Audacity is the wonderful open-source audio-processing program that I use every day. I use it for a couple of reasons.
First, I use Audacity to record and prepare my own podcast shows, which are mostly for Hacker Public Radio. I seem to have done over 200 shows for them, and I am still actively recording shows, and I expect to continue as long as I can, though at the age of 69 I can see that there may come an end sooner rather than later. And Audacity does a great job for me. I just plug in my Blue Snowball microphone, open Audacity, and press the Record button. When I am done I add a little volume boost, save the project, then export the FLAC file for upload to Hacker Public Radio.
Second, I like to listen to podcasts speeded up. I listen to a lot of podcasts, and even when I weed out the ones that just go on for too long, it is still hard to keep up. I know that people who use smartphone apps can speed up podcasts in the app, which is fine, but I don’t listen to podcasts on my phone. I use small, inexpensive MP3 players and this lets me save my phone’s battery so I get through the day without problems. So my method is to download my podcasts using GPodder on my Kubuntu box, and about once a day I will delete the ones I have finished listening to and prepare a new bunch to load on the player. And Audacity is what I use to prepare the files. I created a “chain” some years back on the old version of Audacity, which would take the files, speed them up by 70%, boost the volume a bit, and then export the finished file. And I could do it as a batch process on a whole directory of files. It would open the files one at a time, apply the “chain”, and then move on the the next file.

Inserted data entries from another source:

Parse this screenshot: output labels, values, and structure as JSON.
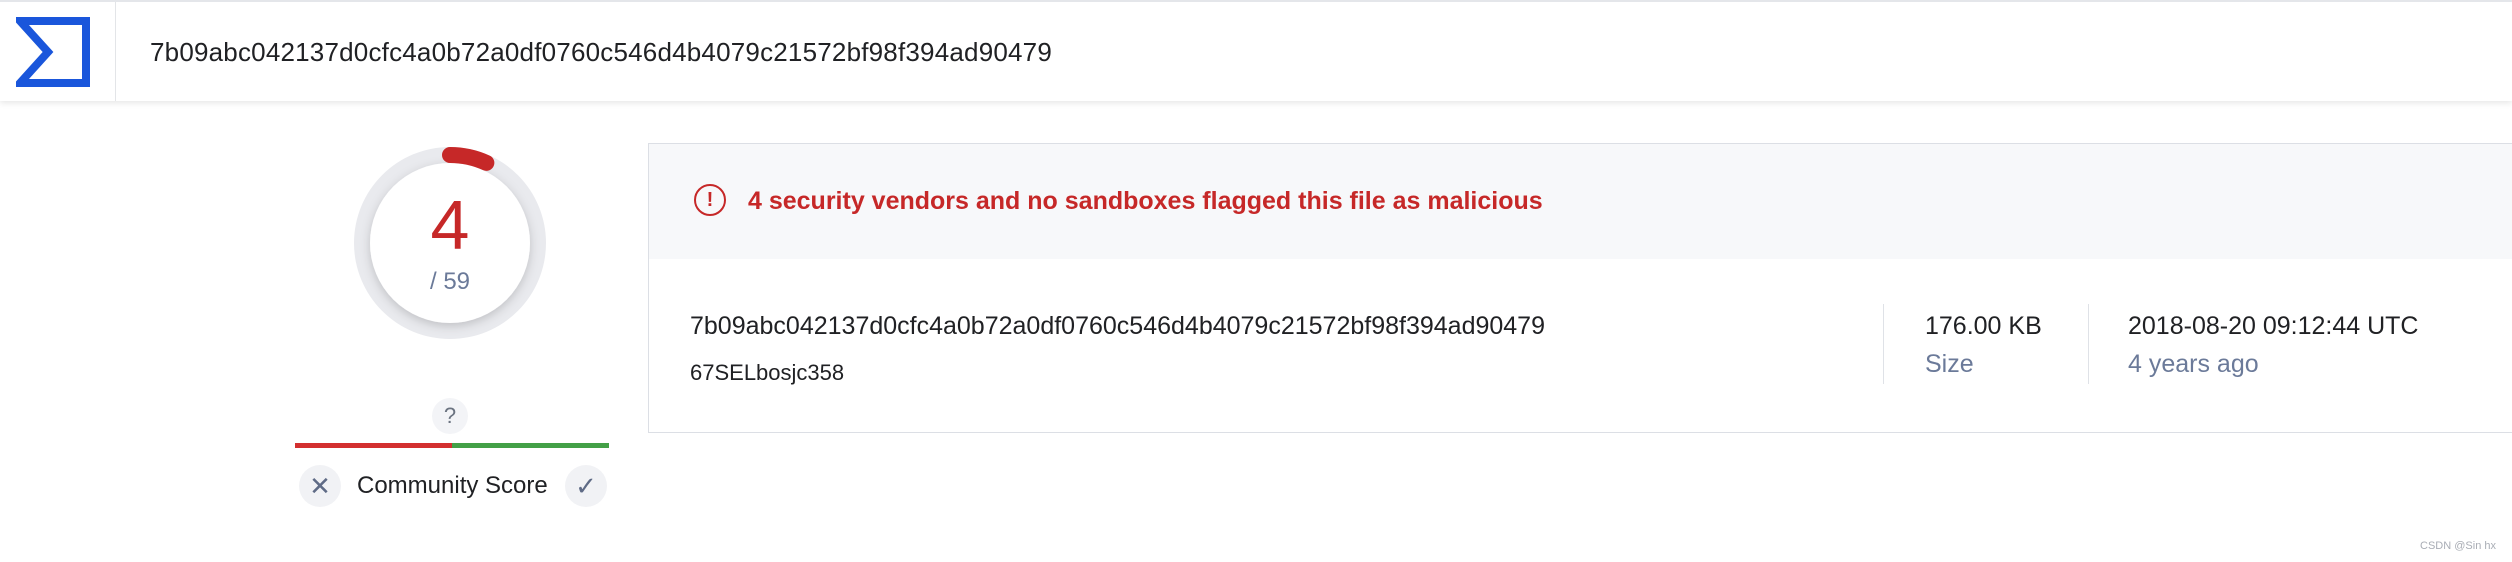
{
  "header": {
    "logo_icon": "sigma-logo-icon",
    "search_value": "7b09abc042137d0cfc4a0b72a0df0760c546d4b4079c21572bf98f394ad90479"
  },
  "detection": {
    "score": "4",
    "total": "/ 59",
    "detected": 4,
    "out_of": 59
  },
  "community": {
    "question_mark": "?",
    "label": "Community Score",
    "downvote_icon": "close-icon",
    "upvote_icon": "check-icon",
    "downvote_glyph": "✕",
    "upvote_glyph": "✓"
  },
  "alert": {
    "icon_glyph": "!",
    "text": "4 security vendors and no sandboxes flagged this file as malicious"
  },
  "file": {
    "hash": "7b09abc042137d0cfc4a0b72a0df0760c546d4b4079c21572bf98f394ad90479",
    "name": "67SELbosjc358",
    "size_value": "176.00 KB",
    "size_label": "Size",
    "date_value": "2018-08-20 09:12:44 UTC",
    "date_relative": "4 years ago"
  },
  "watermark": "CSDN @Sin hx",
  "colors": {
    "malicious": "#c62828",
    "logo": "#1a56db",
    "muted": "#6b7a99",
    "community_bad": "#d32f2f",
    "community_good": "#43a047"
  }
}
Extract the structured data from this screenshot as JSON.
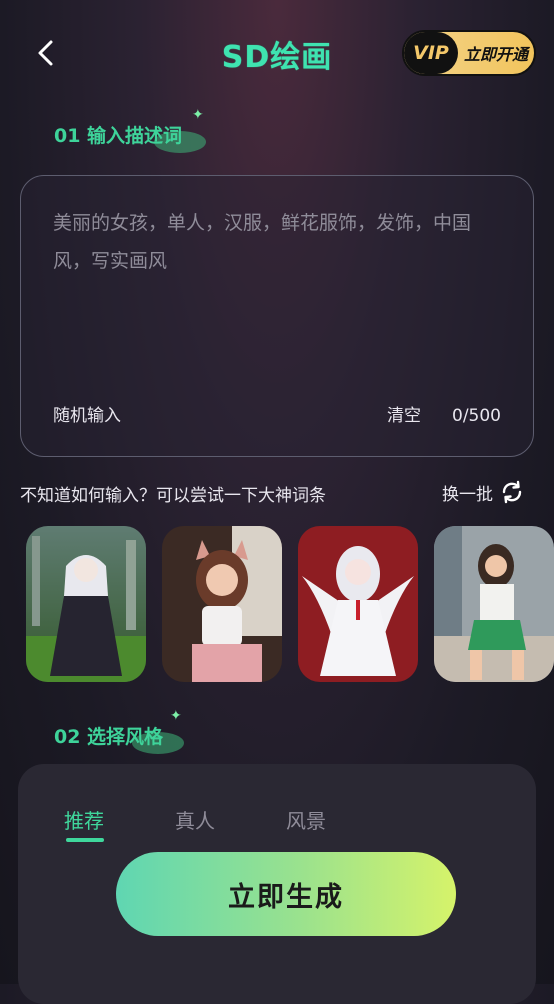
{
  "header": {
    "title": "SD绘画",
    "back_icon": "chevron-left-icon",
    "vip": {
      "tag": "VIP",
      "label": "立即开通"
    }
  },
  "section1": {
    "title": "01 输入描述词"
  },
  "prompt": {
    "text": "美丽的女孩，单人，汉服，鲜花服饰，发饰，中国风，写实画风",
    "random_label": "随机输入",
    "clear_label": "清空",
    "counter": "0/500"
  },
  "hint": {
    "text": "不知道如何输入？可以尝试一下大神词条",
    "refresh_label": "换一批",
    "refresh_icon": "refresh-icon"
  },
  "thumbnails": [
    {
      "name": "thumb-anime-forest-girl"
    },
    {
      "name": "thumb-cat-ears-girl"
    },
    {
      "name": "thumb-angel-girl"
    },
    {
      "name": "thumb-sailor-girl"
    }
  ],
  "section2": {
    "title": "02 选择风格"
  },
  "style_tabs": [
    {
      "label": "推荐",
      "active": true
    },
    {
      "label": "真人",
      "active": false
    },
    {
      "label": "风景",
      "active": false
    }
  ],
  "generate": {
    "label": "立即生成"
  },
  "colors": {
    "accent": "#3fd79c",
    "vip_gold": "#f1c45c"
  }
}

This was very handy.
Then I made the jump from Kubuntu 18.04 to 20.04. I tend to stick to LTS releases and be fairly conservative because I would rather use my computer to do things than spend time fixing software issues, and LTS releases work well for me in this respect. In fact, I did not move from 18.04 to 20.04 until February of 2021. And with the OS upgrade came the software upgrades, including Audacity. And when I went looking for chains, they weren’t there! I did some investigating on the Web and found that they were replaced by “macros”, and instead of being on the File menu they were on the Tools menu, which is reasonable enough I guess. I looked in the Tools menu, found Apply Macro, and when I opened that I found that my chains had all been moved over to the Macros, which was great since I did not have to recreate any of them, not that it would be all that difficult to do. But I could only apply a macro to one file at a time. The process seemed to be that I had to open a file, then apply the macro. And when I tried to do that to a directory with about 20 files in it, each file opened seperately in its own window (a big mess right there), then I had to go through them one at a time to apply the macro and then close the window. Ugg.
As I considered this, it did occur to me that in all likelihood I was doing it all wrong, and that the capability was still there. I started by going to the Audacity Forum, where I did see some references to batch processing, but none of them ever explained how to do that. So I started searching for “audacity batch processing”, and the first few results got me nowhere. They either went back the to the page that referred to batch processing without explaining how to do it, or they went back to the older version with “chains”. But then I found a YouTube video called Audacity Macros – Easily Apply Effects to Multiple Files, and that was where I got my answer. On the Tools menu there was another option, called simply “Macros…”. Selecting this opened a window called Manage Macros, and on the bottom there was a section to “Apply Macro to” and you could either do it to the current project, or to a group of files. So it was there all along, I just missed it.